Algérie

Quand «Noor» et «Sanaouate Dayâa» boostent les cybercafés



Grâce aux deux feuilletons «Noor» et «Sanaouate Dayâa», mettant séparément en vedette Mohamed et Yahia, les cybercafés ne désemplissant guère ces derniers temps.

Une grande affluence, la gent féminine surtout, qui vient voir en avance par rapport à la diffusion télévisuelle les deux feuilletons dans leurs versions originales turques. Le temps d'une heure que dure chacun des deux feuilletons, des jeunes filles en groupe ou seules, même sans comprendre les dialogues, semblent toutes absorbées par les péripéties d'une histoire à l'eau de rose. Un succès phénoménal en Algérie et dans tout le monde arabe, si l'on croit la presse people et les blogs qui ont fait de cette série un filon intarissable en scandales et contre-scandales.

Des produits annexes sont aussi vendus par les cybercafés, tels les posters et autres images animés des vedettes lors de réceptions mondaines qui leur sont organisées à Dubaï et ailleurs. Il y a lieu de rappeler que ces deux feuilletons doublés en langue arabe sont de production turque. Cela ressemble fortement aux novellas sud-américaines qui ont eu le même succès dans tout le monde arabe il y a quelque temps de cela, par l'intermédiaire, toujours, des Syriens et des Libanais.

Les chaînes de télévision satellitaires arabes ont su, en une décennie à peine, marquer de leur label tout le paysage audiovisuel de cette aire qui va de l'Atlantique au golfe Persique. Et ce label, réussi, consiste à offrir des icônes ou des référents identitaires propres à cet univers culturel pour des millions de téléspectateurs en mal de représentations.
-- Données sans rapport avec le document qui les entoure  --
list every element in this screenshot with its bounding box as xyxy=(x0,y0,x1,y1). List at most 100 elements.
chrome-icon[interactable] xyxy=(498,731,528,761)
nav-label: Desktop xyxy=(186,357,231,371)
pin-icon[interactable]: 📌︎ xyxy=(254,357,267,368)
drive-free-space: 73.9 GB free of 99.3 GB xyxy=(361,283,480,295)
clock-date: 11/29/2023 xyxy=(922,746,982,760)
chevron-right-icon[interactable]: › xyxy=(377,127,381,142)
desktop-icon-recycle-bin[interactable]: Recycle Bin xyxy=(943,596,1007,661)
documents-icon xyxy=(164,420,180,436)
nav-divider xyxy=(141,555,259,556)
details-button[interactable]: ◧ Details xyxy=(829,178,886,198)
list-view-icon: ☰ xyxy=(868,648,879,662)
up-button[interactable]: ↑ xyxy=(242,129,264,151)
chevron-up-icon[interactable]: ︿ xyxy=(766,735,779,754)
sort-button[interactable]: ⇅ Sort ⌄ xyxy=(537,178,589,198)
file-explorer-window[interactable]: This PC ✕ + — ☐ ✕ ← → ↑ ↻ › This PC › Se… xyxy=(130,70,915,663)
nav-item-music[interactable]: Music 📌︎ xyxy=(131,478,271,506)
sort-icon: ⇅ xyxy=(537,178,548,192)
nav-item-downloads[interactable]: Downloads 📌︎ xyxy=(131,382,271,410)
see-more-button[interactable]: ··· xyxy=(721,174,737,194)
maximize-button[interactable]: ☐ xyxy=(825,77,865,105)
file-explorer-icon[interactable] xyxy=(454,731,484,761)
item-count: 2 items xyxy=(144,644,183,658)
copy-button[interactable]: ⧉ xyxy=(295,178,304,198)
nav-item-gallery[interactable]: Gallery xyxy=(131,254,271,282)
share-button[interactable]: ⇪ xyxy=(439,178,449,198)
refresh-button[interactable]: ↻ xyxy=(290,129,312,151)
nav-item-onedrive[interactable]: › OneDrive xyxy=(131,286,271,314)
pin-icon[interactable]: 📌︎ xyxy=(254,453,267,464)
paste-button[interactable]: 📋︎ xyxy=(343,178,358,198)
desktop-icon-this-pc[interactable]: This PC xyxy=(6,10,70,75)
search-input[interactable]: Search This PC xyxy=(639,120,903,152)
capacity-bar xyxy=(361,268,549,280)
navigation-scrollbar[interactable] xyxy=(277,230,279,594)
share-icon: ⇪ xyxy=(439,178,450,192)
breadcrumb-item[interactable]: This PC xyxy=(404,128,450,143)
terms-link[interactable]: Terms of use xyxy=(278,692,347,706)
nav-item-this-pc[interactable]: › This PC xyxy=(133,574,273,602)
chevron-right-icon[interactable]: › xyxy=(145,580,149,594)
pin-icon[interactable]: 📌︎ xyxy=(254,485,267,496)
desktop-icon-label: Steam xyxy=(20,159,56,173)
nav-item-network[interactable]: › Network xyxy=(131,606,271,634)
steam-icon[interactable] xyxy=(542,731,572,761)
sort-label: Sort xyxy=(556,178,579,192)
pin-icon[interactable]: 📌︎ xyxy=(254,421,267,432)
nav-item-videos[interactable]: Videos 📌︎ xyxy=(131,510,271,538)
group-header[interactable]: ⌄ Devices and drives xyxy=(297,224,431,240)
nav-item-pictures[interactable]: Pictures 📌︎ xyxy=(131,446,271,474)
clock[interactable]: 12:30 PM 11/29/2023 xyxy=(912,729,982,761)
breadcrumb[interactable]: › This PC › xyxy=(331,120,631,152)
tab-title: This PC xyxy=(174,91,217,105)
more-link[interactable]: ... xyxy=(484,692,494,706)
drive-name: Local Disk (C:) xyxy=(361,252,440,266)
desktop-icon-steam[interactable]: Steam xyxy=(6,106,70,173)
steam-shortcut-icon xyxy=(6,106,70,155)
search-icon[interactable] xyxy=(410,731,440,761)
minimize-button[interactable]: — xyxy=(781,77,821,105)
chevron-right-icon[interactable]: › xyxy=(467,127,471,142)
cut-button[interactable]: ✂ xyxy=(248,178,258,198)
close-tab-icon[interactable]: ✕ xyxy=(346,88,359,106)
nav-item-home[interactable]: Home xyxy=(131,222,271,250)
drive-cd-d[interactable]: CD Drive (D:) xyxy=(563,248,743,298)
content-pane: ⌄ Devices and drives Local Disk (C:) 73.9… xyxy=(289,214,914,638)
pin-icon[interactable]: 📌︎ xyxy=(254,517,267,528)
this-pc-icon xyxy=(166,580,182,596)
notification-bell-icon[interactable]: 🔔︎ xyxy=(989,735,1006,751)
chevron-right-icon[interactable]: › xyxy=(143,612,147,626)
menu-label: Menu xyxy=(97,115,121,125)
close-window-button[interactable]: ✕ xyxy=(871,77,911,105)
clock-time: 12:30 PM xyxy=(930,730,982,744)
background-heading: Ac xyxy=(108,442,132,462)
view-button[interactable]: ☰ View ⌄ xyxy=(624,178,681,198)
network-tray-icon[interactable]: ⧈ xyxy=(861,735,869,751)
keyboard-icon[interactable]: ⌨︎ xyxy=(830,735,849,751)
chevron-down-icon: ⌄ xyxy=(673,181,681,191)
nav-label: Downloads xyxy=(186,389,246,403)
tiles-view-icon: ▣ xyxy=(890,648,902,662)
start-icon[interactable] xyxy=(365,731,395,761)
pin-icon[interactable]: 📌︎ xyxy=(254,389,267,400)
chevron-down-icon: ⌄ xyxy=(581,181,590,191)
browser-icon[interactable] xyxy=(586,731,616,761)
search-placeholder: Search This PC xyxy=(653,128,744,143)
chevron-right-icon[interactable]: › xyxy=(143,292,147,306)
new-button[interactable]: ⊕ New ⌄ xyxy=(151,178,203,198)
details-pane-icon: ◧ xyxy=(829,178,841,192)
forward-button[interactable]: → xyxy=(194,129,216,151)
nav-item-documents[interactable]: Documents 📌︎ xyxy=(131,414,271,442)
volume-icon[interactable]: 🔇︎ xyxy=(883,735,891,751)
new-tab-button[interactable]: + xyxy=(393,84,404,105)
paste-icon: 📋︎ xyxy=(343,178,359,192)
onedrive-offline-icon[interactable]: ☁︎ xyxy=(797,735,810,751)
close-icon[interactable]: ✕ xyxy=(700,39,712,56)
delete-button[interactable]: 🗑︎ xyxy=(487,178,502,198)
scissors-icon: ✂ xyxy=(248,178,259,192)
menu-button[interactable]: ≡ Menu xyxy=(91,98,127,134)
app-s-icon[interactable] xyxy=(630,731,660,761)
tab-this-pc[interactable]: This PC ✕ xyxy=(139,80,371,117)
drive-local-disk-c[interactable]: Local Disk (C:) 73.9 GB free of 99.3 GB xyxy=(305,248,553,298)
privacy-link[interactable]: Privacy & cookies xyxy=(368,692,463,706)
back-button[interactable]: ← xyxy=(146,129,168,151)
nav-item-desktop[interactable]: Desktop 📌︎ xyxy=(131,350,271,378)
Rotana, la chaîne musicale libanaise, à travers ses clips, ses chanteurs aux allures d'Apollon et ses déesses aux mille charmes, en est le parfait exemple. Pourquoi aussi les Syro-Libanais ? Peut-être les plus ouverts du monde arabe de par leur particularisme identitaire et multicommunautaire. L'on rappelle aussi qu'au début du siècle dernier, une vague d'immigration avait mené des milliers d'entre eux en Amérique du Nord et du Sud, parmi lesquels des écrivains notoires et des penseurs consacrés, à l'instar de Mikhael Naïma, Joubrane Khalil Joubrane et El-Manfalouti, pour ne citer que cela. C'est cette communauté qui a, dès le début du siècle dernier, traduit en arabe les grandes oeuvres classiques littéraires. A cette époque où la Syrie et le Liban ne formaient qu'un seul pays, prévalait le romantisme comme courant littéraire majoritaire, engendré par une fin de règne cahoteuse de l'empire décadent (ottoman). Ces écrivains ont excellé dans ce domaine. Simple mimétisme mais d'un retard d'un siècle par rapport à la prédominance de ce courant littéraire en France avec ses Lamartine, Chateaubriand et Mme de Staël. Ce courant chantant l'amertume d'un passé perdu et la déchirure d'un exil forcé prévaut encore dans cette partie du monde tourmentée par les guerres et l'instabilité. Alors «Sanaouate Dayâa» (les années perdues), et c'est la juste complainte, s'explique peut-être par cet idéal apaisant, voire naïf d'un monde sans relief qui, encore de nos jours, se cherche dans des lendemains incertains.